Purpose: We sought to develop a deep-learning algorithm - HCQuery - to detect the presence of hydroxychloroquine retinopathy and predict its future occurrence from spectral-domain optical coherence tomography (SD-OCT) images.

Design: We trained and validated a deep-learning algorithm using retrospective SD-OCT images from patients taking hydroxychloroquine.

Participants: The study involved a retrospective, non-consecutive collection of 409 patients (171 positive for hydroxychloroquine retinopathy, 238 negative for retinopathy) and 8251 SD-OCT b-scans (1988 volumes) from five independent international clinical locations.

Methods: Imaging macular volumes from two different SD-OCT devices (Heidelberg Spectralis, Zeiss Cirrus) at two clinical sites were used to train and validate a convolutional neural network (EfficientNet-b4) to produce a Likelihood of Retinopathy Score (LRS) for each SD-OCT b-scan. LRS scores were processed across SD-OCT volumes for an eye- and patient-level binary decision output of the presence or absence of retinopathy. The adjudicated consensus of up to three independent retina specialists using patient clinical data and multimodal testing served as the reference standard for hydroxychloroquine retinopathy. The algorithm was tested on four withheld test sets, one internal (Data Set 1) and three external (Data Sets 3, 4, and 5). The test sets were obtained in two countries (United States, United Kingdom) and represented two SD-OCT devices each with diverse acquisition parameters.

Main outcome measures: The algorithm was assessed with sensitivity, specificity, accuracy, negative predictive value (NPV), positive predictive value (PPV), area under the receiver-operator characteristic (AUROC), and area under the precision-recall curve (AUPRC) for the detection of hydroxychloroquine retinopathy either at the time of clinical diagnosis or up to 18 months in advance of clinical diagnosis.
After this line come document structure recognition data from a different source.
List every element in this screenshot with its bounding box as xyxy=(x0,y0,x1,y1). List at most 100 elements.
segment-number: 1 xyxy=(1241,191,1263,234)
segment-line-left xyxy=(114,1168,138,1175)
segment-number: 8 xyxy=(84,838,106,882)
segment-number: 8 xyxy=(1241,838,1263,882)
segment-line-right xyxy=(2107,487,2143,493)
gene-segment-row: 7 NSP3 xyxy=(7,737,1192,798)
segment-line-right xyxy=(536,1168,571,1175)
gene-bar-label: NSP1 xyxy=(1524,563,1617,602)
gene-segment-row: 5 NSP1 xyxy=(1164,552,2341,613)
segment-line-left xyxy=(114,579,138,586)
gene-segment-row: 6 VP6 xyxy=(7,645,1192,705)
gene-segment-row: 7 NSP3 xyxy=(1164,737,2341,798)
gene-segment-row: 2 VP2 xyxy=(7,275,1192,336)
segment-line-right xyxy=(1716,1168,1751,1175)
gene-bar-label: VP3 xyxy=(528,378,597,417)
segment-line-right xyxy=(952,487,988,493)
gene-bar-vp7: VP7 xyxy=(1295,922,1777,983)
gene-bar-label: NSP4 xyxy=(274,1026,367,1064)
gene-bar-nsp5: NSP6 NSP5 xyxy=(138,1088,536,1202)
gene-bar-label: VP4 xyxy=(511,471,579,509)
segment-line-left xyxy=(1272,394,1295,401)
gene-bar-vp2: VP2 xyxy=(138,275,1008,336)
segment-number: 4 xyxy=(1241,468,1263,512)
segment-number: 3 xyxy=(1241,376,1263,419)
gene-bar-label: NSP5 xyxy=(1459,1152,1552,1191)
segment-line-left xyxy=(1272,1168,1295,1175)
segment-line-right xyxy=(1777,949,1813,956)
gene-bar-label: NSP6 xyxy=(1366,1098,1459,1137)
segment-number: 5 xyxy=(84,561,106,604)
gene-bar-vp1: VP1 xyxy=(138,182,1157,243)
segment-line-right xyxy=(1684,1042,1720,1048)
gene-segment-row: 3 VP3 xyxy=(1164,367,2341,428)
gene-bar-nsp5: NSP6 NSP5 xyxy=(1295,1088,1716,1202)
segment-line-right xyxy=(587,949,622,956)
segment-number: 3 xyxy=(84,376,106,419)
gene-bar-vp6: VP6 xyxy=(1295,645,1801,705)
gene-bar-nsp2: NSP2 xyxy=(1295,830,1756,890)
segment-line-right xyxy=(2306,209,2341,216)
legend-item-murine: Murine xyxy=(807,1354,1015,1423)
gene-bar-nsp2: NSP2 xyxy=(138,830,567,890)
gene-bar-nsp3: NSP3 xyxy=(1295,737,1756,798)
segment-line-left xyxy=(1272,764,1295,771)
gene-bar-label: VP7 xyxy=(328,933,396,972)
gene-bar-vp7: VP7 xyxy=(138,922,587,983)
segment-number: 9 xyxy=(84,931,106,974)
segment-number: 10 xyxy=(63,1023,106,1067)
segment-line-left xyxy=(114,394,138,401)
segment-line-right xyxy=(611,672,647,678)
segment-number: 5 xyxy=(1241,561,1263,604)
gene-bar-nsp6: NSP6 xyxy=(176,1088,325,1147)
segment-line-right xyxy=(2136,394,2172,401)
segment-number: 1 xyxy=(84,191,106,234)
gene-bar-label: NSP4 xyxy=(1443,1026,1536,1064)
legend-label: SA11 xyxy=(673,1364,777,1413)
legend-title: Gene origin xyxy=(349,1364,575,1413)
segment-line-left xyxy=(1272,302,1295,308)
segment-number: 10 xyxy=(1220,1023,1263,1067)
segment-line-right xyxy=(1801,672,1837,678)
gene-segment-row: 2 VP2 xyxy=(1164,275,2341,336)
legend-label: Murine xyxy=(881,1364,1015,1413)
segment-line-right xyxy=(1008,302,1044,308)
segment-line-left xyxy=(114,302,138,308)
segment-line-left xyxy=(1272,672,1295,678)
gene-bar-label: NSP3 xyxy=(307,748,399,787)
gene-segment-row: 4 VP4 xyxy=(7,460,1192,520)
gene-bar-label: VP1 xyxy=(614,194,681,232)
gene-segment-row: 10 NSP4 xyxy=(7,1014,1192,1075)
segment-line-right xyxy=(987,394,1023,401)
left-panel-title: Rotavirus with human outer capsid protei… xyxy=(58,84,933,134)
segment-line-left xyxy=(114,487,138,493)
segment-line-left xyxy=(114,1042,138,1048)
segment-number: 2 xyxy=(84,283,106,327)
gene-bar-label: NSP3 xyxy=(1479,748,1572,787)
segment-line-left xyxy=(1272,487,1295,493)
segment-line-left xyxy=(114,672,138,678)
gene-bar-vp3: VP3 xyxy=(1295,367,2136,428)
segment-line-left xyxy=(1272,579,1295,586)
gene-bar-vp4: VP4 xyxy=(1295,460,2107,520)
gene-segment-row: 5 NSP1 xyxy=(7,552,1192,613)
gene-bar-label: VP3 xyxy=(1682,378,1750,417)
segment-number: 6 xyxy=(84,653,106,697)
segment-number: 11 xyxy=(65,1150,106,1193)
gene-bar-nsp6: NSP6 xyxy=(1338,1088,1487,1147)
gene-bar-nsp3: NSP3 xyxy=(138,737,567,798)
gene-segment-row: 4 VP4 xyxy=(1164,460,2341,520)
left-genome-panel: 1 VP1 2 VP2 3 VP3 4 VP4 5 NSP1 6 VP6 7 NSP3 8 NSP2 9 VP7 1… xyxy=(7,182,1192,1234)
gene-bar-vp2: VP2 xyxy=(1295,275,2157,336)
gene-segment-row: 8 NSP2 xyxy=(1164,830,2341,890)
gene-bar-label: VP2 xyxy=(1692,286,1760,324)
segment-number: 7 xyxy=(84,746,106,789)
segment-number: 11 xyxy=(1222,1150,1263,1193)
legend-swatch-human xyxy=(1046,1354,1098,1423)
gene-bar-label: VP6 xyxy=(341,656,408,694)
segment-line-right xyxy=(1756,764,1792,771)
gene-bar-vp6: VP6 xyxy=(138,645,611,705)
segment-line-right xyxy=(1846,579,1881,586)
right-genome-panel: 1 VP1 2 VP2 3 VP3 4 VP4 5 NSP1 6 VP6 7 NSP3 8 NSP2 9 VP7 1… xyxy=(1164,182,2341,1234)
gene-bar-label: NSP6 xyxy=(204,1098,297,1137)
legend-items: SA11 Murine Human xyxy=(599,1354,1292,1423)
Results: The algorithm demonstrated discriminated hydroxychloroquine retinopathy at the time of clinical diagnosis as well as in advance of clinical diagnosis (Mean 220.8 days prior to clinical diagnosis; Accuracy: 0.987 (95% CI: 0.962-1.00), Sensitivity: 1.00 (95% CI: 0.833-1.00), Specificity: 0.983 (95% CI: 0.952-1.00), PPV: 0.944 (95% CI: 0.836-1.00), NPV: 1.00 (95% CI: 0.937-1.00)). For eyes that developed retinopathy, it was identified as positive by the algorithm on average 2.74 years in advance of the clinical diagnosis.

Conclusions: We report a deep learning algorithm that can detect hydroxychloroquine retinopathy at all stages of disease as well as predict retinopathy years in advance of clinical diagnosis.

Financial disclosure(s): Authors with financial interests or relationships to disclose are listed.